鏡に映る自分を見ているのだから当たり前だと言われそうだけど、そうじゃない、そうだけどそうじゃないのだ。
私は突然、得体の知れない恐怖に襲われる。
これは…誰なのだろう…
鏡に映る姿は確かに私だ。だけど違う。
上手く言えないが何かが違うのだ。
違和感の正体が掴めず、食い入るように見つめていると、鏡の中の私が私を指さしながら笑った。
「今度は私がそっちに行くから」
『鏡の中の自分』
10/27/2024, 4:43:03 AM
「いってらっしゃい」「いってきます」
「ただいま」「おかえり」
何気ない日常の中に隠された
愛言葉の意味に気付くと
優しい気持ちになれるんだ
『愛言葉』
12/10/2023, 1:31:59 AM
今でも思い出すんだ。
いつも、味方でいてくれた君のことを。
弱虫だった、僕の手を引いてくれたことを。
ねえ、またあの時みたいに僕の手を繋いで「心配するな」って笑ってよ。「馬鹿野郎」って叱ってよ。

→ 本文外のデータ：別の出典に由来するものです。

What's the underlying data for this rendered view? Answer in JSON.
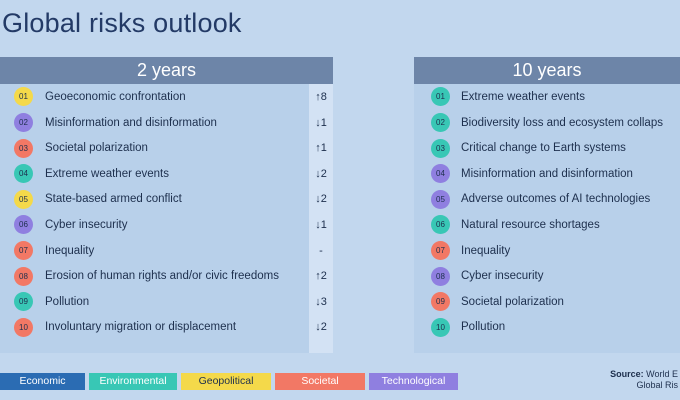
{
  "title": "Global risks outlook",
  "short_term": {
    "header": "2 years",
    "items": [
      {
        "rank": "01",
        "label": "Geoeconomic confrontation",
        "change": "↑8",
        "color": "#f4d94a"
      },
      {
        "rank": "02",
        "label": "Misinformation and disinformation",
        "change": "↓1",
        "color": "#8f7fe0"
      },
      {
        "rank": "03",
        "label": "Societal polarization",
        "change": "↑1",
        "color": "#f27865"
      },
      {
        "rank": "04",
        "label": "Extreme weather events",
        "change": "↓2",
        "color": "#38c7b5"
      },
      {
        "rank": "05",
        "label": "State-based armed conflict",
        "change": "↓2",
        "color": "#f4d94a"
      },
      {
        "rank": "06",
        "label": "Cyber insecurity",
        "change": "↓1",
        "color": "#8f7fe0"
      },
      {
        "rank": "07",
        "label": "Inequality",
        "change": "-",
        "color": "#f27865"
      },
      {
        "rank": "08",
        "label": "Erosion of human rights and/or civic freedoms",
        "change": "↑2",
        "color": "#f27865"
      },
      {
        "rank": "09",
        "label": "Pollution",
        "change": "↓3",
        "color": "#38c7b5"
      },
      {
        "rank": "10",
        "label": "Involuntary migration or displacement",
        "change": "↓2",
        "color": "#f27865"
      }
    ]
  },
  "long_term": {
    "header": "10 years",
    "items": [
      {
        "rank": "01",
        "label": "Extreme weather events",
        "color": "#38c7b5"
      },
      {
        "rank": "02",
        "label": "Biodiversity loss and ecosystem collaps",
        "color": "#38c7b5"
      },
      {
        "rank": "03",
        "label": "Critical change to Earth systems",
        "color": "#38c7b5"
      },
      {
        "rank": "04",
        "label": "Misinformation and disinformation",
        "color": "#8f7fe0"
      },
      {
        "rank": "05",
        "label": "Adverse outcomes of AI technologies",
        "color": "#8f7fe0"
      },
      {
        "rank": "06",
        "label": "Natural resource shortages",
        "color": "#38c7b5"
      },
      {
        "rank": "07",
        "label": "Inequality",
        "color": "#f27865"
      },
      {
        "rank": "08",
        "label": "Cyber insecurity",
        "color": "#8f7fe0"
      },
      {
        "rank": "09",
        "label": "Societal polarization",
        "color": "#f27865"
      },
      {
        "rank": "10",
        "label": "Pollution",
        "color": "#38c7b5"
      }
    ]
  },
  "legend": [
    {
      "label": "Economic",
      "color": "#2b6cb3"
    },
    {
      "label": "Environmental",
      "color": "#38c7b5"
    },
    {
      "label": "Geopolitical",
      "color": "#f4d94a"
    },
    {
      "label": "Societal",
      "color": "#f27865"
    },
    {
      "label": "Technological",
      "color": "#8f7fe0"
    }
  ],
  "source": {
    "label": "Source:",
    "line1": "World E",
    "line2": "Global Ris"
  }
}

君が居ないと、僕はどちらに進めばいいかさえ、分からないんだ。
『手を繋いで』
12/8/2023, 9:59:15 AM
「部屋の片隅って、溜まりやすいんですよね。
え?何の話をしているのか、ですか。
……さあ、一体何の話なのでしょうね」
そう言って綺麗な顔をした男は、妖しく微笑んだ。